De lo que sí puedo hablar es de algunas traducciones perdidas (lost translations) publicadas en Chile y realizadas además por poetas. Revisando en mi biblioteca, me topé con algunas que he ido adquiriendo con los años, como la que hizo Nicanor Parra de 50 poetas rusos o la de Jorge Teillier de 31 poemas de Sergéi Esenin, aunque ambos las efectuaron únicamente de la “versión poética” o le dieron forma literaria a la “literal” realizada por otros (José Vento, Gabriel Barra). En la misma repisa seguían tres traducciones de Shakespeare: la de Neruda de Romeo y Julieta, la de Parra de El rey Lear y la de Zurita de Hamlet. Estas últimas, es verdad, no están perdidas; al contrario, son relativamente recientes, pero la de Neruda aún sorprende a algunos que exista y creen que me la invento. El amante desesperado, el monarca amenazado por sus herederos, el atormentado por los fantasmas: las tres traducciones podrían ser una clave incluso para conocer a sus traductores.

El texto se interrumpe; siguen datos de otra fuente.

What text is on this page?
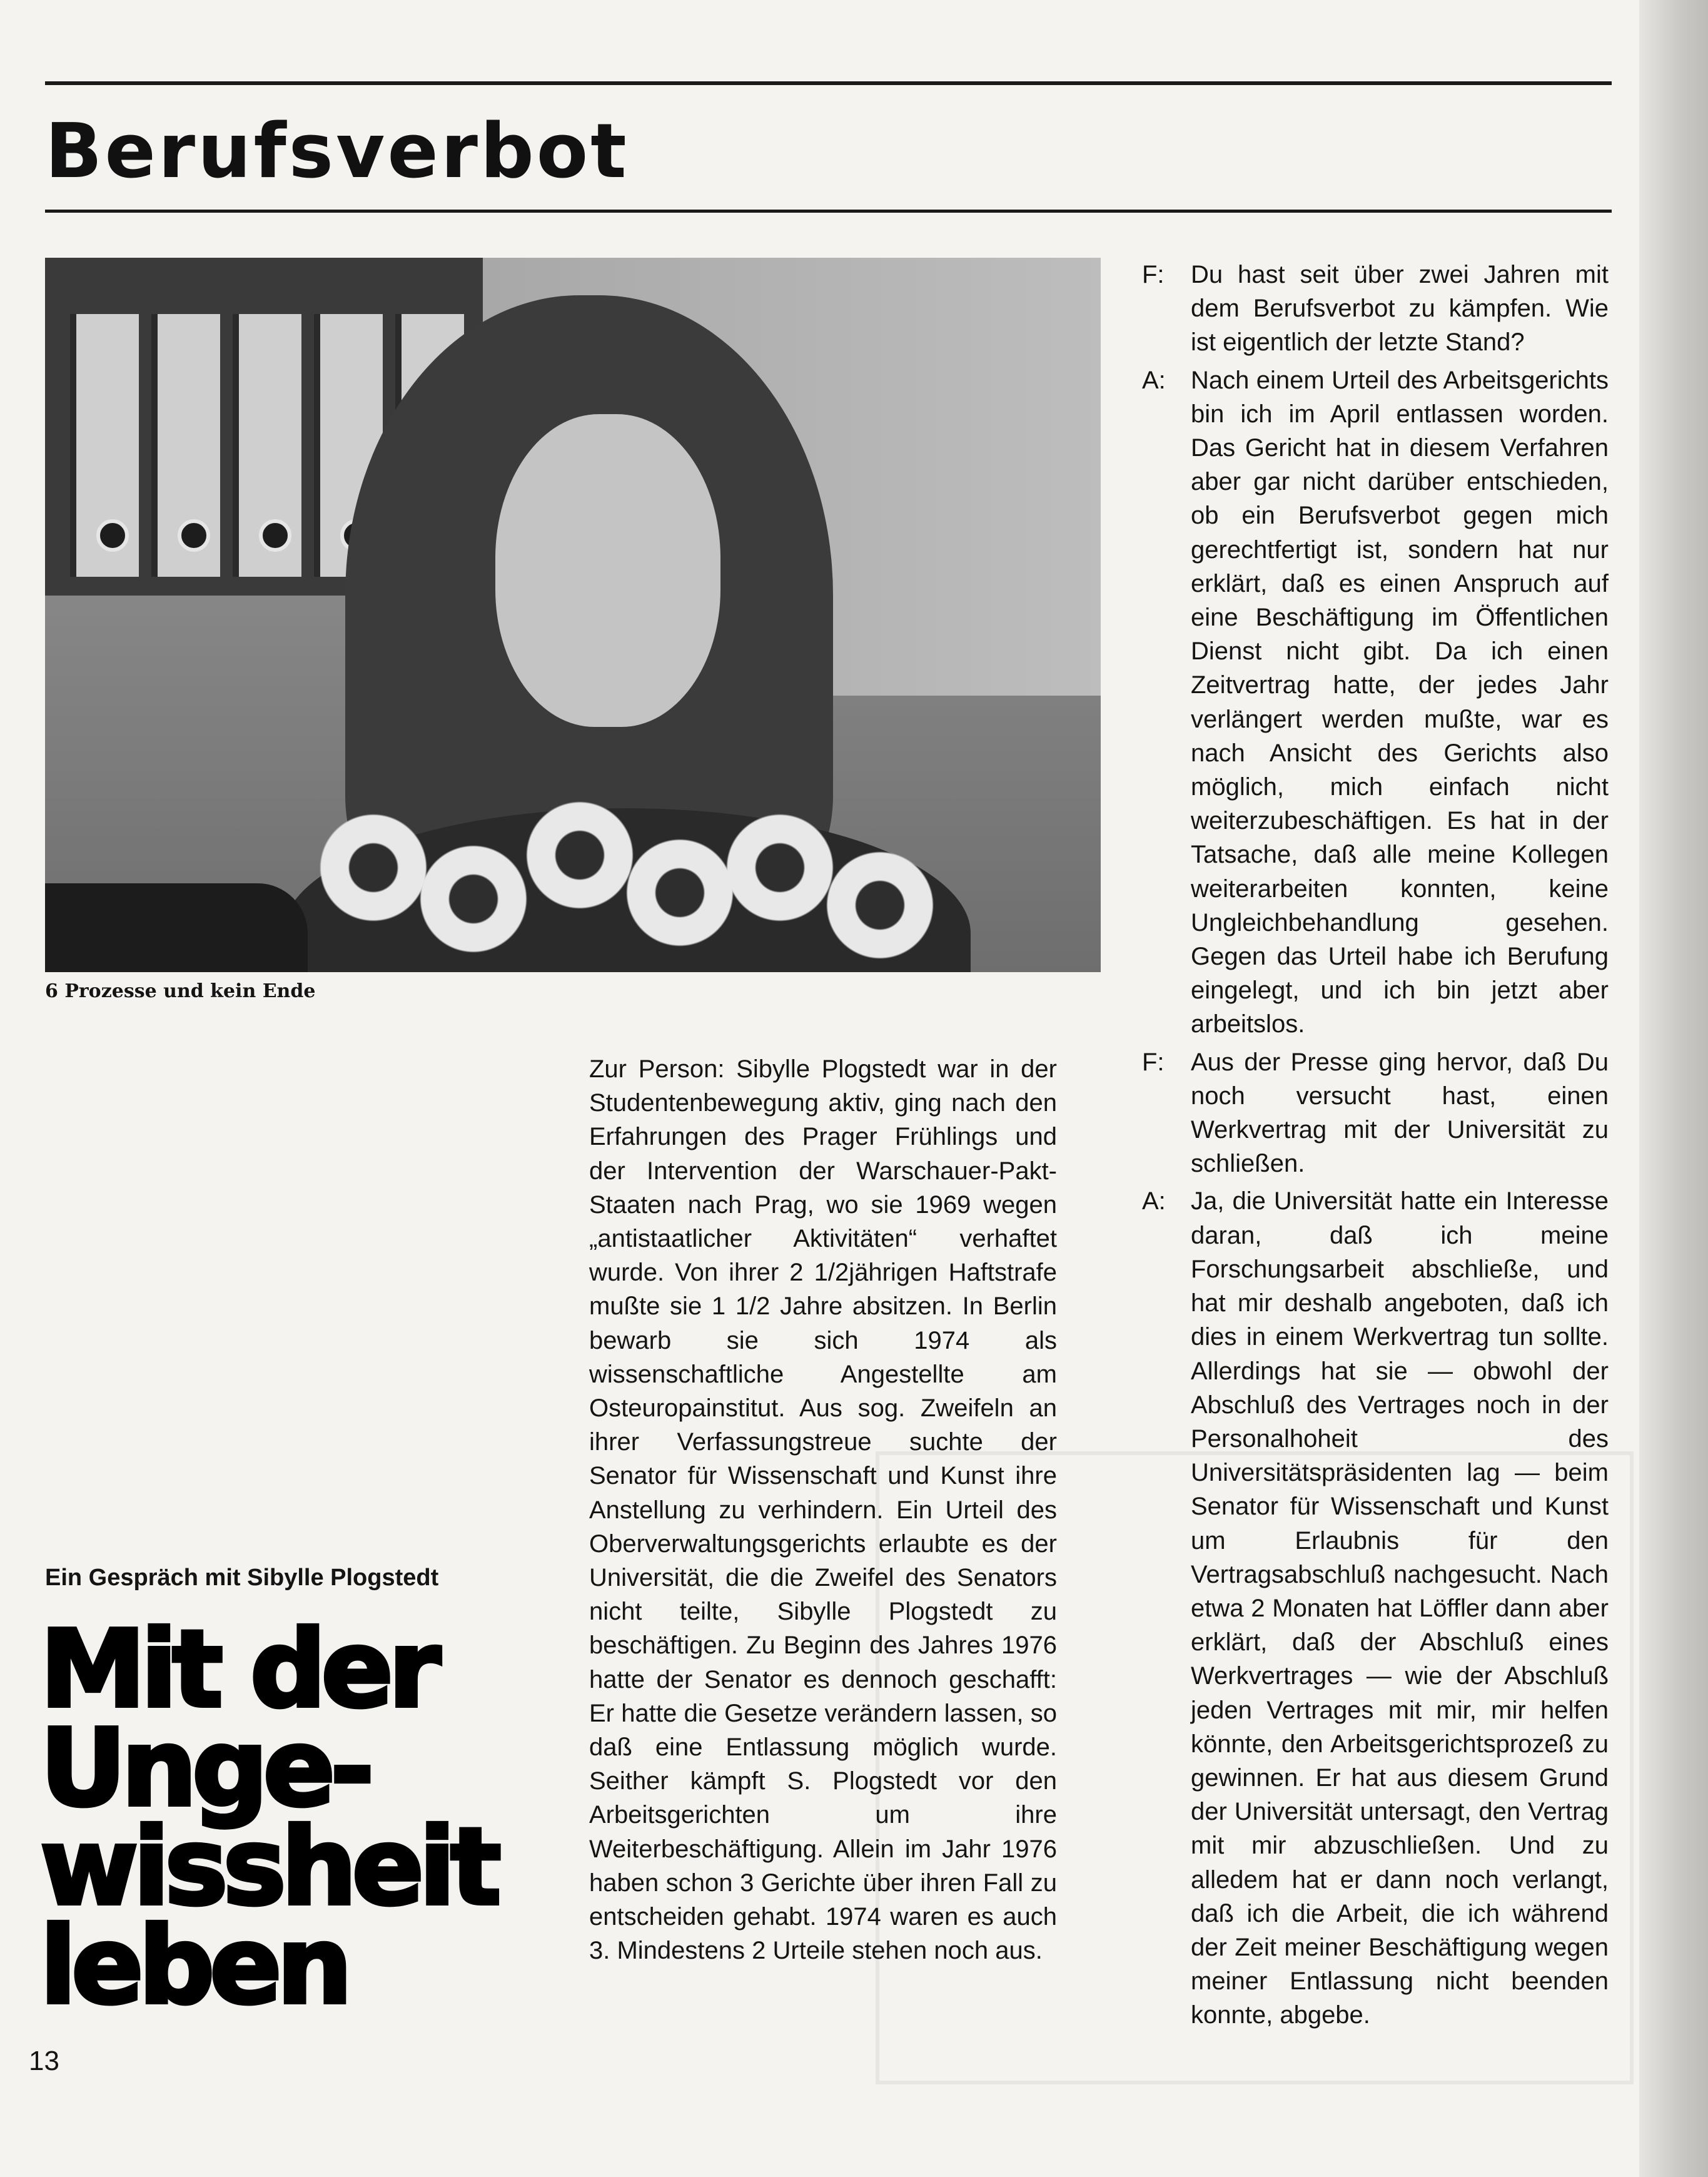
Berufsverbot

6 Prozesse und kein Ende

Zur Person: Sibylle Plogstedt war in der Studentenbewegung aktiv, ging nach den Erfahrungen des Prager Frühlings und der Intervention der Warschauer-Pakt-Staaten nach Prag, wo sie 1969 wegen „antistaatlicher Aktivitäten“ verhaftet wurde. Von ihrer 2 1/2jährigen Haftstrafe mußte sie 1 1/2 Jahre absitzen. In Berlin bewarb sie sich 1974 als wissenschaftliche Angestellte am Osteuropainstitut. Aus sog. Zweifeln an ihrer Verfassungstreue suchte der Senator für Wissenschaft und Kunst ihre Anstellung zu verhindern. Ein Urteil des Oberverwaltungsgerichts erlaubte es der Universität, die die Zweifel des Senators nicht teilte, Sibylle Plogstedt zu beschäftigen. Zu Beginn des Jahres 1976 hatte der Senator es dennoch geschafft: Er hatte die Gesetze verändern lassen, so daß eine Entlassung möglich wurde. Seither kämpft S. Plogstedt vor den Arbeitsgerichten um ihre Weiterbeschäftigung. Allein im Jahr 1976 haben schon 3 Gerichte über ihren Fall zu entscheiden gehabt. 1974 waren es auch 3. Mindestens 2 Urteile stehen noch aus.

F: Du hast seit über zwei Jahren mit dem Berufsverbot zu kämpfen. Wie ist eigentlich der letzte Stand?
A: Nach einem Urteil des Arbeitsgerichts bin ich im April entlassen worden. Das Gericht hat in diesem Verfahren aber gar nicht darüber entschieden, ob ein Berufsverbot gegen mich gerechtfertigt ist, sondern hat nur erklärt, daß es einen Anspruch auf eine Beschäftigung im Öffentlichen Dienst nicht gibt. Da ich einen Zeitvertrag hatte, der jedes Jahr verlängert werden mußte, war es nach Ansicht des Gerichts also möglich, mich einfach nicht weiterzubeschäftigen. Es hat in der Tatsache, daß alle meine Kollegen weiterarbeiten konnten, keine Ungleichbehandlung gesehen. Gegen das Urteil habe ich Berufung eingelegt, und ich bin jetzt aber arbeitslos.
F: Aus der Presse ging hervor, daß Du noch versucht hast, einen Werkvertrag mit der Universität zu schließen.
A: Ja, die Universität hatte ein Interesse daran, daß ich meine Forschungsarbeit abschließe, und hat mir deshalb angeboten, daß ich dies in einem Werkvertrag tun sollte. Allerdings hat sie — obwohl der Abschluß des Vertrages noch in der Personalhoheit des Universitätspräsidenten lag — beim Senator für Wissenschaft und Kunst um Erlaubnis für den Vertragsabschluß nachgesucht. Nach etwa 2 Monaten hat Löffler dann aber erklärt, daß der Abschluß eines Werkvertrages — wie der Abschluß jeden Vertrages mit mir, mir helfen könnte, den Arbeitsgerichtsprozeß zu gewinnen. Er hat aus diesem Grund der Universität untersagt, den Vertrag mit mir abzuschließen. Und zu alledem hat er dann noch verlangt, daß ich die Arbeit, die ich während der Zeit meiner Beschäftigung wegen meiner Entlassung nicht beenden konnte, abgebe.

Ein Gespräch mit Sibylle Plogstedt

Mit der
Unge-
wissheit
leben

13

Cuando un poeta traduce la obra de otro es porque algo de lo que allí se dice no ha podido decirlo él mismo o bien, porque admira tanto esa obra que traducirla es una manera de recrearla como una obra suya. Es un acto de apropiación creativa, podríamos decir, y una manera no polémica también de resolver la llamada “angustia de las influencias”, aunque pueden existir razones menos espirituales e incluso peregrinas.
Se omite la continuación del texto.